How do you develop $1 trillion in PPPs for the PRC?

28 Apr 16

How can China best manage its huge growth in public-private partnerships?

The People’s Republic of China (PRC) is now developing more public-private partnerships (PPPs) than the rest of the world put together. The latest official data show that the PRC’s local governments are preparing or implementing a staggering 7,110 PPPs across 19 industries, with around $1.3 trillion in investment. In comparison, Europe closed 49 PPPs in 2015 worth $18bn.

The PRC’s PPP program had almost ground to a halt by 2012, crowded out by huge funding for conventional public investment projects under an economic stimulus package. But the PPP program is now at the forefront of wide ranging public finance reforms initiated in 2013, and a broader push for the market to play a decisive role in the country’s development.

The implementation of these PPPs is a priority for both delivering public services and helping maintain the PRC’s new ‘normal’ rate of economic growth.

Project preparation will take time. Land must be secured, pre-feasibility and feasibility studies and project implementation plans prepared and assessed, project approvals finalised, potential partners procured, PPP agreements drafted and negotiated, and so on.

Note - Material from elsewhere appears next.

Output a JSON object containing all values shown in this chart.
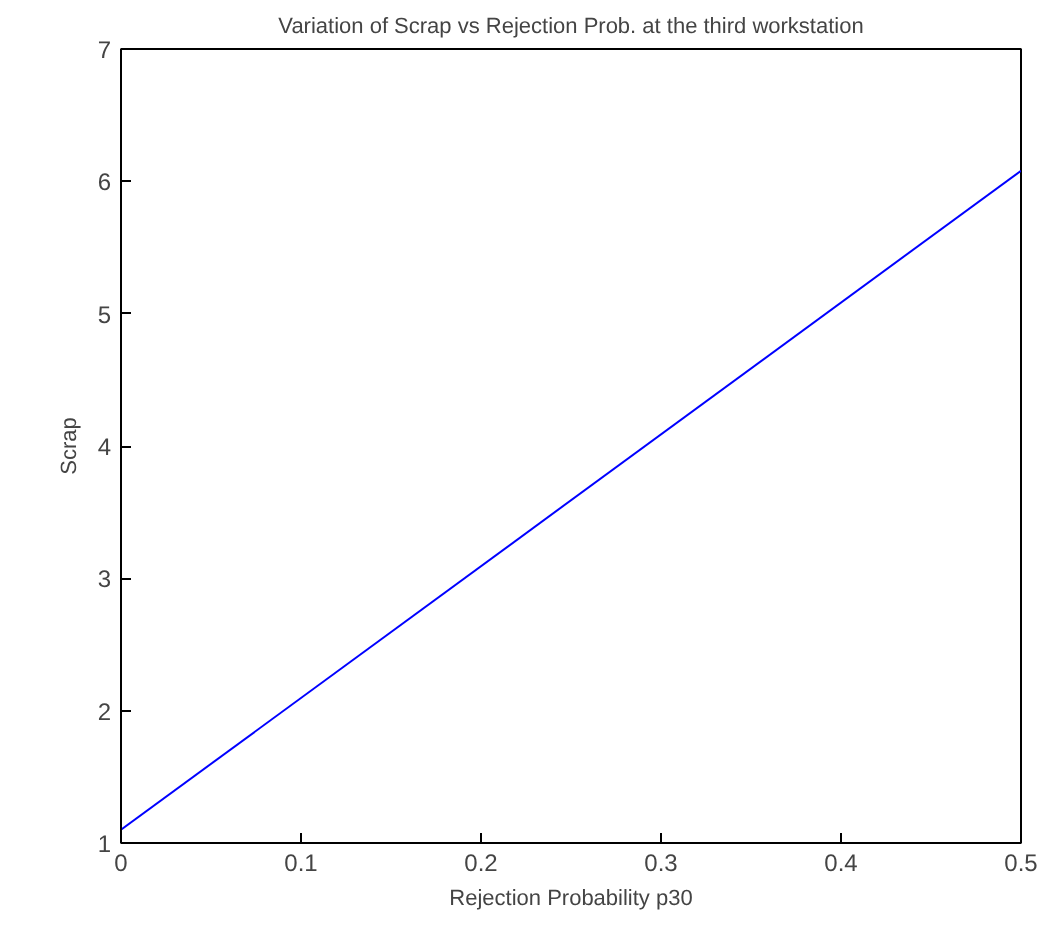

Considerable resources will also be required. PPPs are normally developed by external advisory teams, as governments lack the full range of skills and experience required. Project complexity, combined with the high fee rates of the commercially oriented advisors used in PPPs, result in a higher than normal cost of project development.

How can the PRC’s rapid scaling up in PPPs be managed? The experience of many countries suggests that project development facilities (PDFs) can help make the task more doable. Development partners concur with this experience, with ADB among others running their own PDF for PPPs.

In brief, PDFs provide the specialised resources needed to conduct studies, to design and structure a PPP, and to procure the PPP. They pay for the upfront costs of developing a PPP, and then recover the cost from successful projects, operating as rolling funds that prepare project after project.

PDFs are much more than a bank account used to engage advisors and conduct studies. They are also used as a tool for setting and demonstrating good practice standards in PPPs.

The ADB working paper Peoples’ Republic of China: A Model Project Development Fund for Public-Private Partnerships draws on international experience to identify issues to be considered in using PDFs in the PRC. It offers suggestions on what PDFs should aim to do, how they should work, and who should be involved, responding to a call by the Standing Committee of the National People's Congress in June 2015 to explore PDFs for PPPs.

Some simple arithmetic brings out the common sense of exploring PDFs. If the PRC can keep the average development cost per project to $500,000, a low number by international standards, around $3.5bn would be needed to prepare the current batch of PPPs. It is unlikely that local governments have budgeted for this large expense. Many are probably unaware of the need to put extra effort into preparing a project delivered as a PPP.

Without adequate funding, projects are likely to be underprepared and go to the market too early. Potential consequences include difficulties in securing partners or financiers, and service disruption and disputes during the 10, 20, to 30 years of implementation.

One of the clearest lessons on PPPs from other countries is that good project development is the heart of a healthy PPP program. Too many countries have learned this the hard way. PPPs can deliver public services faster, at lower cost, and improved quality. But to achieve the potential benefits, the right projects need to be identified, and PPPs need to be developed and implemented well. Projects that stand the test of time are well prepared.

The cost of developing a PPP well through a PDF will pay for itself through the better value-for-money it provides – such as by providing timelier, higher quality, and lower cost public services. PDFs can make the difference between a successful and a disappointing PPP program.

But the use of PDFs will need to be actively promoted. If not, a lack of readiness among the PRC’s local governments may emerge as a key risk to the world’s largest PPP program.